AgibotTech a publié Genie Sim 3.0, une plateforme de simulation unifiée destinée à l'apprentissage de la manipulation robotique. Son composant central, le Genie Sim Generator, utilise un grand modèle de langage (LLM) pour construire automatiquement des environnements 3D haute fidélité à partir de simples instructions en langage naturel. La plateforme intègre également le premier benchmark de robotique dont l'évaluation est entièrement automatisée par LLM : il génère en masse des scénarios de test, puis s'appuie sur un modèle vision-langage (VLM) pour noter les performances des robots sans intervention humaine. AgibotTech publie simultanément un jeu de données open source de plus de 10 000 heures de données synthétiques couvrant plus de 200 tâches distinctes, accessible sur GitHub. L'enjeu central est le fossé entre simulation et monde réel, le fameux problème du "sim-to-real transfer", qui freine depuis des années le déploiement à grande échelle des robots apprenants. Collecter des données dans le monde physique coûte extrêmement cher et se heurte à des contraintes de passage à l'échelle quasi insurmontables. Genie Sim 3.0 démontre expérimentalement que ses données synthétiques permettent un transfert "zéro-shot" vers le monde réel, c'est-à-dire que des politiques de contrôle entraînées uniquement en simulation fonctionnent directement sur des robots physiques, sans phase d'adaptation supplémentaire. Pour les laboratoires de robotique et les startups du secteur, cela ouvre la possibilité de produire des volumes de données d'entraînement plusieurs ordres de grandeur supérieurs à ce qu'autorise la réalité physique, à une fraction du coût. Cette publication s'inscrit dans une course mondiale à la robotique humanoïde impliquant des acteurs comme Figure AI, Physical Intelligence, Boston Dynamics ou encore Tesla avec Optimus.
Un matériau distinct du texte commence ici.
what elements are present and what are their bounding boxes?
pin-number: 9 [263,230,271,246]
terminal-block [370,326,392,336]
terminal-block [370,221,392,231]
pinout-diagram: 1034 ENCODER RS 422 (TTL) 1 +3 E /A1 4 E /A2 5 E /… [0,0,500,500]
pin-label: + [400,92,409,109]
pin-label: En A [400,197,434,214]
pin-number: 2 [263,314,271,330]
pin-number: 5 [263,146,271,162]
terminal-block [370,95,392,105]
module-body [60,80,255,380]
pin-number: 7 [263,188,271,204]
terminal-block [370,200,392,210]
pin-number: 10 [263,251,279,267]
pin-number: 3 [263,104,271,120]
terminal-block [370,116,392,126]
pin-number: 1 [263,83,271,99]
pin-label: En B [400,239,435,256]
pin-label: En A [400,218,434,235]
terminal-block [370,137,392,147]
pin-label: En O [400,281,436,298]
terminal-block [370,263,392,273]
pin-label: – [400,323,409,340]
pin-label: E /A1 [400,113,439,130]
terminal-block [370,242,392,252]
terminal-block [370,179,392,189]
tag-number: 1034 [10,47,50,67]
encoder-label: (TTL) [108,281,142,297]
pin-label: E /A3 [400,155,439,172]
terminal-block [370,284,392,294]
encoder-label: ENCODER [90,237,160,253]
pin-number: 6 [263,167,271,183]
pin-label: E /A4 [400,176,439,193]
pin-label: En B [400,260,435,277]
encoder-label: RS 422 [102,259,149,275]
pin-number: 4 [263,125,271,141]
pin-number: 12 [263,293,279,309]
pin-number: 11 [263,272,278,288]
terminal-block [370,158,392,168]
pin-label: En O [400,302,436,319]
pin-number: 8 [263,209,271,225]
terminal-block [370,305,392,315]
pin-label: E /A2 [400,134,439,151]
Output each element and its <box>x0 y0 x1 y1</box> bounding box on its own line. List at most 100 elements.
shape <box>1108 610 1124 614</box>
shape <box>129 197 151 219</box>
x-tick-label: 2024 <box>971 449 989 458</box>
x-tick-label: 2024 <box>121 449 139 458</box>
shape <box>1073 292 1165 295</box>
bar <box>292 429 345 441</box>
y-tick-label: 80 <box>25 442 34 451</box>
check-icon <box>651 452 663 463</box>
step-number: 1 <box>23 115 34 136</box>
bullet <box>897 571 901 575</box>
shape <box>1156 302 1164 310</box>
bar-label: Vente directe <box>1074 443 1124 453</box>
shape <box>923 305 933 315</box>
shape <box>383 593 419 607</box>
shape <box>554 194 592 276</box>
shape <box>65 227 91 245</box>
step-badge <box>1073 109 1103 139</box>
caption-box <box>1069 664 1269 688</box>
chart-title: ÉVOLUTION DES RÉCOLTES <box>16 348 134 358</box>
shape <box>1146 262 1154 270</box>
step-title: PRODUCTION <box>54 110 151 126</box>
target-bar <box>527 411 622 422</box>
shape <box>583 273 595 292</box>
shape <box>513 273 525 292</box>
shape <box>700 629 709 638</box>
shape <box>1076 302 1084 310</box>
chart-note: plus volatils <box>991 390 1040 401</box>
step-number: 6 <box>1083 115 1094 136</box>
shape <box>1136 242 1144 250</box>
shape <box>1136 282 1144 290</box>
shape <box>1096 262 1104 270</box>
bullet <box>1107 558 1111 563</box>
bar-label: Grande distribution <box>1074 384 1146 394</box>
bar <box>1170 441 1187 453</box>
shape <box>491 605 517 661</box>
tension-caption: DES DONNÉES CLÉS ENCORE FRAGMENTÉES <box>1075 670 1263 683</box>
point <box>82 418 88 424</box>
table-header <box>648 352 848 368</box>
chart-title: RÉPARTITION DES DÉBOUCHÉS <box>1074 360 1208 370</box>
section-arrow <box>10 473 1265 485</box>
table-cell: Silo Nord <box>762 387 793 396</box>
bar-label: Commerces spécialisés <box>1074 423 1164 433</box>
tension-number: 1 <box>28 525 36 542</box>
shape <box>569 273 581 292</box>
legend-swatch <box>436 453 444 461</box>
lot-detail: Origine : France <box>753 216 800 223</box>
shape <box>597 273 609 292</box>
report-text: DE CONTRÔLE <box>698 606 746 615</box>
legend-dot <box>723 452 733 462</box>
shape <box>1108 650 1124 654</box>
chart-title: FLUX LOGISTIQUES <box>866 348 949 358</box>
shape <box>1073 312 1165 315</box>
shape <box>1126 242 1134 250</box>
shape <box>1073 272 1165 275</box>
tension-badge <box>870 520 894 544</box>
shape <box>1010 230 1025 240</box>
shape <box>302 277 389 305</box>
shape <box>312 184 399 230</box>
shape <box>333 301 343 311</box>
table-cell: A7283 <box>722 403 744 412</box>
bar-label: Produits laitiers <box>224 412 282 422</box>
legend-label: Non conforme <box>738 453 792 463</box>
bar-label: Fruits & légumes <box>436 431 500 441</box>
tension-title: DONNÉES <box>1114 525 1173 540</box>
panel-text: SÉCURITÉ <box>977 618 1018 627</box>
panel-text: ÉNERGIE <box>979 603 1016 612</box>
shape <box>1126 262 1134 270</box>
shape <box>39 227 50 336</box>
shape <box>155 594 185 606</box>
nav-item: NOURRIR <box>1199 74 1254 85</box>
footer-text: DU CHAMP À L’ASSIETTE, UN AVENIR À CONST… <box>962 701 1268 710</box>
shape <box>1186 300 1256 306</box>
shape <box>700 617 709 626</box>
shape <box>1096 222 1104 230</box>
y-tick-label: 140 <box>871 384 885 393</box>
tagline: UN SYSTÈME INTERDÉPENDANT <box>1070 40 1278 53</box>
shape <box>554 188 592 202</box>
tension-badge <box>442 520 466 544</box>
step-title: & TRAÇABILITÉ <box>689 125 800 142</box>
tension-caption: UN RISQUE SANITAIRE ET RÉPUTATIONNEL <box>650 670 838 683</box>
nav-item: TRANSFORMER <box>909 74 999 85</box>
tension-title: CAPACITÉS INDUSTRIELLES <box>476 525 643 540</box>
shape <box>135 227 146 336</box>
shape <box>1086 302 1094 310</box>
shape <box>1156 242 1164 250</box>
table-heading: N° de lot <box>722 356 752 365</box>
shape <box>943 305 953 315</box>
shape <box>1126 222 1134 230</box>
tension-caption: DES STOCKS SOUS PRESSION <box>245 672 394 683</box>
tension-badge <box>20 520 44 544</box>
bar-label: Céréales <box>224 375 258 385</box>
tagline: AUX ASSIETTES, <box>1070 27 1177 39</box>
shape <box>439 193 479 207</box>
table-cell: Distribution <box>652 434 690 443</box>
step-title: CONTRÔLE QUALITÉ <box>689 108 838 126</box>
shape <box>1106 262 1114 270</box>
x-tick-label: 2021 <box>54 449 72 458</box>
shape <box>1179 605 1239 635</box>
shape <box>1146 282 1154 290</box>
L'un des goulots d'étranglement communs à tous est précisément la rareté des données d'entraînement de qualité et la fragmentation des benchmarks, chaque laboratoire travaillant dans son propre silo de simulation. En proposant une plateforme ouverte, un dataset massif et une procédure d'évaluation standardisée et automatisée, AgibotTech tente de poser une infrastructure commune au champ. La prochaine étape sera de vérifier si ce transfert zéro-shot tient dans des conditions moins contrôlées, avec des objets, des éclairages et des configurations inédits.

UELes laboratoires de robotique et startups européens peuvent accéder librement aux 10 000 heures de données synthétiques sur GitHub pour accélérer leurs recherches sur le transfert sim-to-réel, sans avoir à produire ces données coûteusement en conditions réelles.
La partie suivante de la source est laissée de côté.